The direction of the correlation defies logic - as well as, to a large extent, history. In general, though the two haven't been tightly correlated, commodity prices and bond yields have tended to move not in the opposite direction, but in the same direction. This is because both reflect economic growth and, by extension, inflationary pressures; when the economy is booming, rates are typically rising, and so is demand (and the price) for raw materials.

But this recent change in the relationship has little to do with the economic cycle. The common link, it seems, is the U.S. dollar.







"People have been paying a lot more attention recently to what the U.S. dollar is doing, and how that relates to the various asset classes," Mr. Davis said.
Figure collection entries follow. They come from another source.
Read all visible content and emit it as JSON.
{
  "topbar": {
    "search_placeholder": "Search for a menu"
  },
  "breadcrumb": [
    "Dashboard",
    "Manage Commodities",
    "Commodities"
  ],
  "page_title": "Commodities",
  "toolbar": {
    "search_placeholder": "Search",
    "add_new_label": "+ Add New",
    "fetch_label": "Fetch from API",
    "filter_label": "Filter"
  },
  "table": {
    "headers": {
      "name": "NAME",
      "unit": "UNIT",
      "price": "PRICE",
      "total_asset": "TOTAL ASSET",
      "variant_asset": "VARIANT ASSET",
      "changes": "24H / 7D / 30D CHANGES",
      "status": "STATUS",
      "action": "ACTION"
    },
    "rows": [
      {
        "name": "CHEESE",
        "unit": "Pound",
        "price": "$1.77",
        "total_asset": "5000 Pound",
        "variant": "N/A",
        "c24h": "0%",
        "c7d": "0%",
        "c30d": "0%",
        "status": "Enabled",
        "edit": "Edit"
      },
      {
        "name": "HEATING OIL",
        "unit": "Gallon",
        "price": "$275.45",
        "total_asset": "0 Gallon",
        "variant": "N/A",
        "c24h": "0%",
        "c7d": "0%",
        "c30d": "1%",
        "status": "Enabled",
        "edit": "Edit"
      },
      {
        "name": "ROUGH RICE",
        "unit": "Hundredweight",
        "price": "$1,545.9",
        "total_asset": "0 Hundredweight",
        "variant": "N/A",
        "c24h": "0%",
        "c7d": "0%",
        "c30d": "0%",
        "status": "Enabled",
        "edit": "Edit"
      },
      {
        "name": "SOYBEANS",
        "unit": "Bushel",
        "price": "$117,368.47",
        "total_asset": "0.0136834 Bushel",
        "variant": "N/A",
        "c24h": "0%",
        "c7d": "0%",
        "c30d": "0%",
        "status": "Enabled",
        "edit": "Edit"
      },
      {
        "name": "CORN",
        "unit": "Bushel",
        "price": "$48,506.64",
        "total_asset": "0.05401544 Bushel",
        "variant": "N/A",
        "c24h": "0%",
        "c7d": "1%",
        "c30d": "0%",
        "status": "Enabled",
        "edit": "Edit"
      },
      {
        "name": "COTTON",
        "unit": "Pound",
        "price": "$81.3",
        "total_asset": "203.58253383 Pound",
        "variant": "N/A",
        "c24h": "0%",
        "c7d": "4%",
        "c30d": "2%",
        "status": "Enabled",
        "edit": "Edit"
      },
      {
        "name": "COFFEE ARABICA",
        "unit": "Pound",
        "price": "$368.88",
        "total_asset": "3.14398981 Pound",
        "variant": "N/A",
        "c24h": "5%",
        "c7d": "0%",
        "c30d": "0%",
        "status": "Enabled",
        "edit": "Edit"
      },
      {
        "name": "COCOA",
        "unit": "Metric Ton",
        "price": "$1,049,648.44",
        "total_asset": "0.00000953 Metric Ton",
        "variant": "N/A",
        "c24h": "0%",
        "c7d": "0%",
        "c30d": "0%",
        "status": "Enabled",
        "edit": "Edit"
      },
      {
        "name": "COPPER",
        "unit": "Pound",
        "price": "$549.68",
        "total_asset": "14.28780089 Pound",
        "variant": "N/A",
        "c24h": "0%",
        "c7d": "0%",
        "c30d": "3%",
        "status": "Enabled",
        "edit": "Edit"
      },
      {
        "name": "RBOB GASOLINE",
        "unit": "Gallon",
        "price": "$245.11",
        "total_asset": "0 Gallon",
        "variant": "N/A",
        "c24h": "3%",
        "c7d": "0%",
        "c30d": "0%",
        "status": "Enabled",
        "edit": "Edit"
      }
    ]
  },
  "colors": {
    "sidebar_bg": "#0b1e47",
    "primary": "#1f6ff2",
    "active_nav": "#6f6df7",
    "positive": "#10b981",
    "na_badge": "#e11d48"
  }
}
The dollar and the 10-year U.S. Treasury yield have been following very similar paths, especially since August, when the U.S. Federal Reserve Board first signalled the possibility of another round of quantitative easing (QE). This prospect - eventually confirmed as reality earlier this month - served to depress U.S. interest-rate expectations, which fuelled an exodus from both bonds and the greenback (the two pretty much feed on one another). And, since commodities are priced globally in U.S. dollars, the plunge in the currency sparked a corresponding surge in commodity prices.

Watch those yields

In the past week or so, this new bond-commodity correlation has continued to hold - but with a change of course. Bond yields turned upward and commodity prices turned downward.

Mr. Davis said we're seeing the early stages of "the unwinding of the QE premium," as traders who had overpriced the Fed's easing plans into the bond market and, by extension, the U.S. dollar start to reverse their bets. "The market is trying to normalize interest rates."

We could see this for a while. Whether it's QE or an economic turnaround or growing inflationary pressures, bond yields are sure to eventually head upward from their current historically depressed levels - and they'll likely take the U.S. dollar along for the ride. A rising dollar will pressure commodities lower.

For investors, this means that movements in the U.S. 10-year yield could provide a valuable indicator of which way commodity prices are about to go. If and when the bond yields start to re-inflate, it might be a good time to take profits on those big commodity positions.